Using Medigene’s dendritic cell technologies, Medigene researchers induced neoantigen-specific T cell responses in vitro, thereby identifying the best suited tumour-specific mutations for use in DC vaccines to raise potent immune responses in patients. At the same time, Medigene’s approach provides an abundant source of TCRs for adoptive T cell therapies. Medigene’s technologies yielded numerous T cell clones and thereof identifiable TCRs against diverse neoantigens. Importantly, the TCRs were generated de novo from naïve T cells of healthy donors, bypassing the need for patient blood samples. Proof-of-technology was achieved for Medigene’s new robotic system, showing that the process and the automation steps allow the candidate identification of neoantigen-specific TCR candidates in approximately six weeks.

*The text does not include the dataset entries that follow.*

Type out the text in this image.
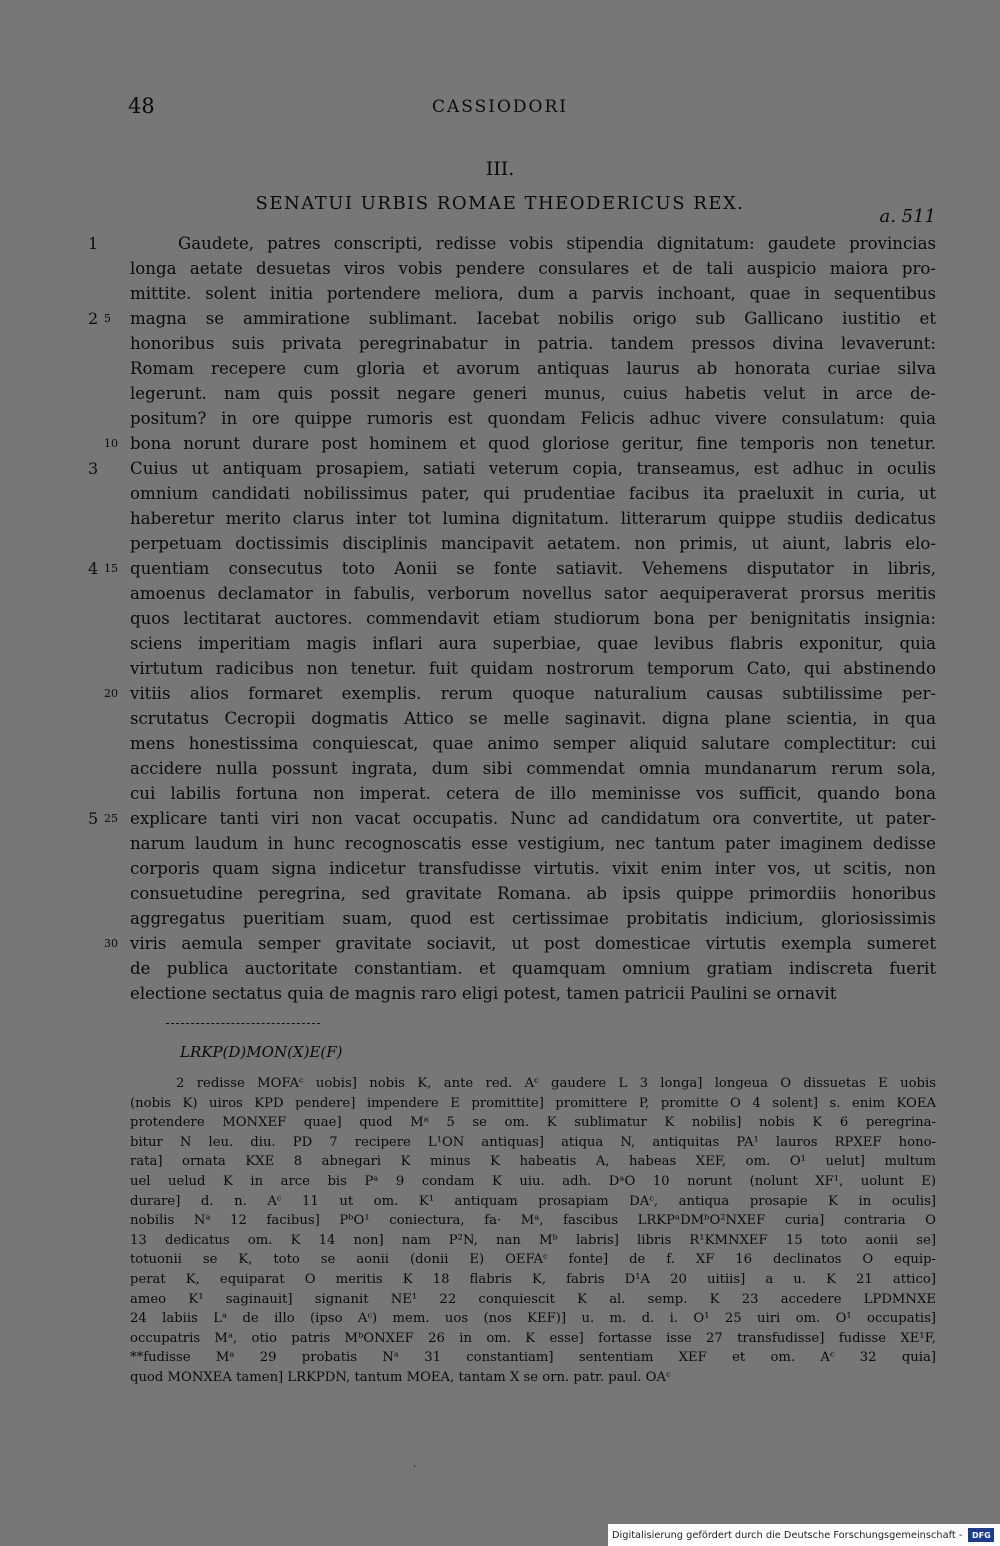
48	CASSIODORI
III.
SENATUI URBIS ROMAE THEODERICUS REX.
a. 511
Gaudete, patres conscripti, redisse vobis stipendia dignitatum: gaudete provincias
1
longa aetate desuetas viros vobis pendere consulares et de tali auspicio maiora pro-
mittite. solent initia portendere meliora, dum a parvis inchoant, quae in sequentibus
magna se ammiratione sublimant. Iacebat nobilis origo sub Gallicano iustitio et
2 5
honoribus suis privata peregrinabatur in patria. tandem pressos divina levaverunt:
Romam recepere cum gloria et avorum antiquas laurus ab honorata curiae silva
legerunt. nam quis possit negare generi munus, cuius habetis velut in arce de-
positum? in ore quippe rumoris est quondam Felicis adhuc vivere consulatum: quia
bona norunt durare post hominem et quod gloriose geritur, fine temporis non tenetur.
10
Cuius ut antiquam prosapiem, satiati veterum copia, transeamus, est adhuc in oculis
3
omnium candidati nobilissimus pater, qui prudentiae facibus ita praeluxit in curia, ut
haberetur merito clarus inter tot lumina dignitatum. litterarum quippe studiis dedicatus
perpetuam doctissimis disciplinis mancipavit aetatem. non primis, ut aiunt, labris elo-
quentiam consecutus toto Aonii se fonte satiavit. Vehemens disputator in libris,
4 15
amoenus declamator in fabulis, verborum novellus sator aequiperaverat prorsus meritis
quos lectitarat auctores. commendavit etiam studiorum bona per benignitatis insignia:
sciens imperitiam magis inflari aura superbiae, quae levibus flabris exponitur, quia
virtutum radicibus non tenetur. fuit quidam nostrorum temporum Cato, qui abstinendo
vitiis alios formaret exemplis. rerum quoque naturalium causas subtilissime per-
20
scrutatus Cecropii dogmatis Attico se melle saginavit. digna plane scientia, in qua
mens honestissima conquiescat, quae animo semper aliquid salutare complectitur: cui
accidere nulla possunt ingrata, dum sibi commendat omnia mundanarum rerum sola,
cui labilis fortuna non imperat. cetera de illo meminisse vos sufficit, quando bona
explicare tanti viri non vacat occupatis. Nunc ad candidatum ora convertite, ut pater-
5 25
narum laudum in hunc recognoscatis esse vestigium, nec tantum pater imaginem dedisse
corporis quam signa indicetur transfudisse virtutis. vixit enim inter vos, ut scitis, non
consuetudine peregrina, sed gravitate Romana. ab ipsis quippe primordiis honoribus
aggregatus pueritiam suam, quod est certissimae probitatis indicium, gloriosissimis
viris aemula semper gravitate sociavit, ut post domesticae virtutis exempla sumeret
30
de publica auctoritate constantiam. et quamquam omnium gratiam indiscreta fuerit
electione sectatus quia de magnis raro eligi potest, tamen patricii Paulini se ornavit
LRKP(D)MON(X)E(F)
2 redisse MOFAᶜ uobis] nobis K, ante red. Aᶜ gaudere L 3 longa] longeua O dissuetas E uobis
(nobis K) uiros KPD pendere] impendere E promittite] promittere P, promitte O 4 solent] s. enim KOEA
protendere MONXEF quae] quod Mᵃ 5 se om. K sublimatur K nobilis] nobis K 6 peregrina-
bitur N leu. diu. PD 7 recipere L¹ON antiquas] atiqua N, antiquitas PA¹ lauros RPXEF hono-
rata] ornata KXE 8 abnegari K minus K habeatis A, habeas XEF, om. O¹ uelut] multum
uel uelud K in arce bis Pᵃ 9 condam K uiu. adh. DᵃO 10 norunt (nolunt XF¹, uolunt E)
durare] d. n. Aᶜ 11 ut om. K¹ antiquam prosapiam DAᶜ, antiqua prosapie K in oculis]
nobilis Nᵃ 12 facibus] PᵇO¹ coniectura, fa· Mᵃ, fascibus LRKPᵃDMᵇO²NXEF curia] contraria O
13 dedicatus om. K 14 non] nam P²N, nan Mᵇ labris] libris R¹KMNXEF 15 toto aonii se]
totuonii se K, toto se aonii (donii E) OEFAᶜ fonte] de f. XF 16 declinatos O equip-
perat K, equiparat O meritis K 18 flabris K, fabris D¹A 20 uitiis] a u. K 21 attico]
ameo K¹ saginauit] signanit NE¹ 22 conquiescit K al. semp. K 23 accedere LPDMNXE
24 labiis Lᵃ de illo (ipso Aᶜ) mem. uos (nos KEF)] u. m. d. i. O¹ 25 uiri om. O¹ occupatis]
occupatris Mᵃ, otio patris MᵇONXEF 26 in om. K esse] fortasse isse 27 transfudisse] fudisse XE¹F,
**fudisse Mᵃ 29 probatis Nᵃ 31 constantiam] sententiam XEF et om. Aᶜ 32 quia]
quod MONXEA tamen] LRKPDN, tantum MOEA, tantam X se orn. patr. paul. OAᶜ
·
Digitalisierung gefördert durch die Deutsche Forschungsgemeinschaft -	DFG
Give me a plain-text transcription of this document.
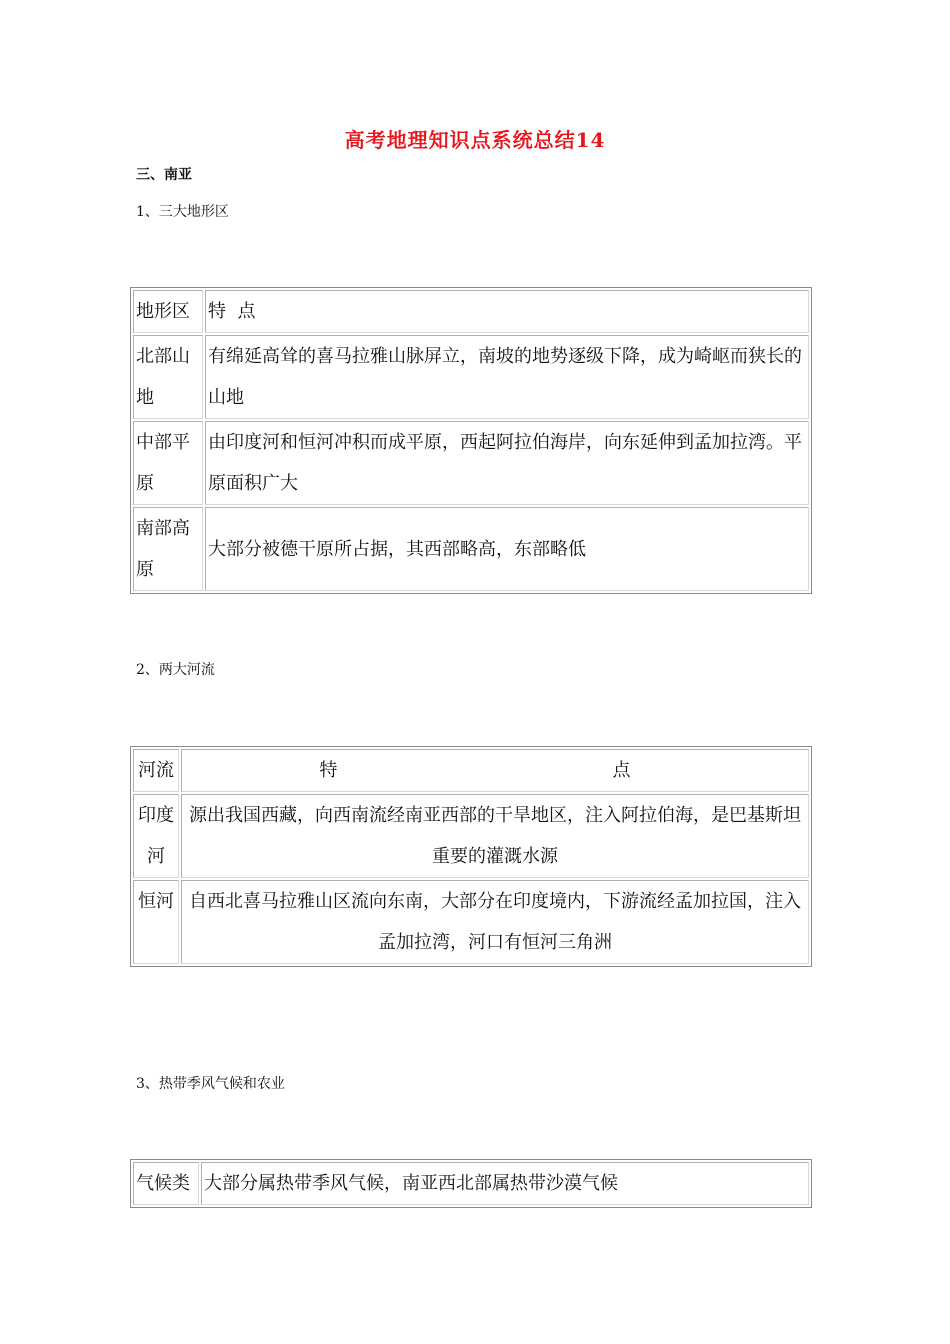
高考地理知识点系统总结14
三、南亚
1、三大地形区
地形区	特  点
北部山地	有绵延高耸的喜马拉雅山脉屏立，南坡的地势逐级下降，成为崎岖而狭长的山地
中部平原	由印度河和恒河冲积而成平原，西起阿拉伯海岸，向东延伸到孟加拉湾。平原面积广大
南部高原	大部分被德干原所占据，其西部略高，东部略低
2、两大河流
河流	特 点

印度河	源出我国西藏，向西南流经南亚西部的干旱地区，注入阿拉伯海，是巴基斯坦重要的灌溉水源
恒河	自西北喜马拉雅山区流向东南，大部分在印度境内，下游流经孟加拉国，注入孟加拉湾，河口有恒河三角洲
3、热带季风气候和农业
气候类	大部分属热带季风气候，南亚西北部属热带沙漠气候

The news came shortly after Roche’s US subsidiary Genentech entered into a worldwide strategic collaboration with German BioNTech, a manufacturer of mRNA-based, individualised cancer vaccines. “Unlike any other medicine we have ever developed, virtually all patients diagnosed with cancer may benefit from these individually tailored, personalised vaccines,” a Roche spokesman told European Biotechnology. “We plan to combine Genentech’s leading cancer immunotherapy portfolio and research programme with BioNTech’s proprietary mRNA cancer vaccine technology platform.” According to the spokesman, the promise of personalised cancer vaccines is that they may effectively “prime” the immune system of each individual patient so it can generate a greater anti-tumour response when combined with medicines such as Roche’s anti-PDL1 cancer immunotherapy. That Big Pharma is turning to induce T cell activation in cancer subtypes with lower mutational load and lack of tumour infiltration (“cold tumours”), individualised cancer immunotherapy combinations and neoantigen-directed T cells may be a promising option.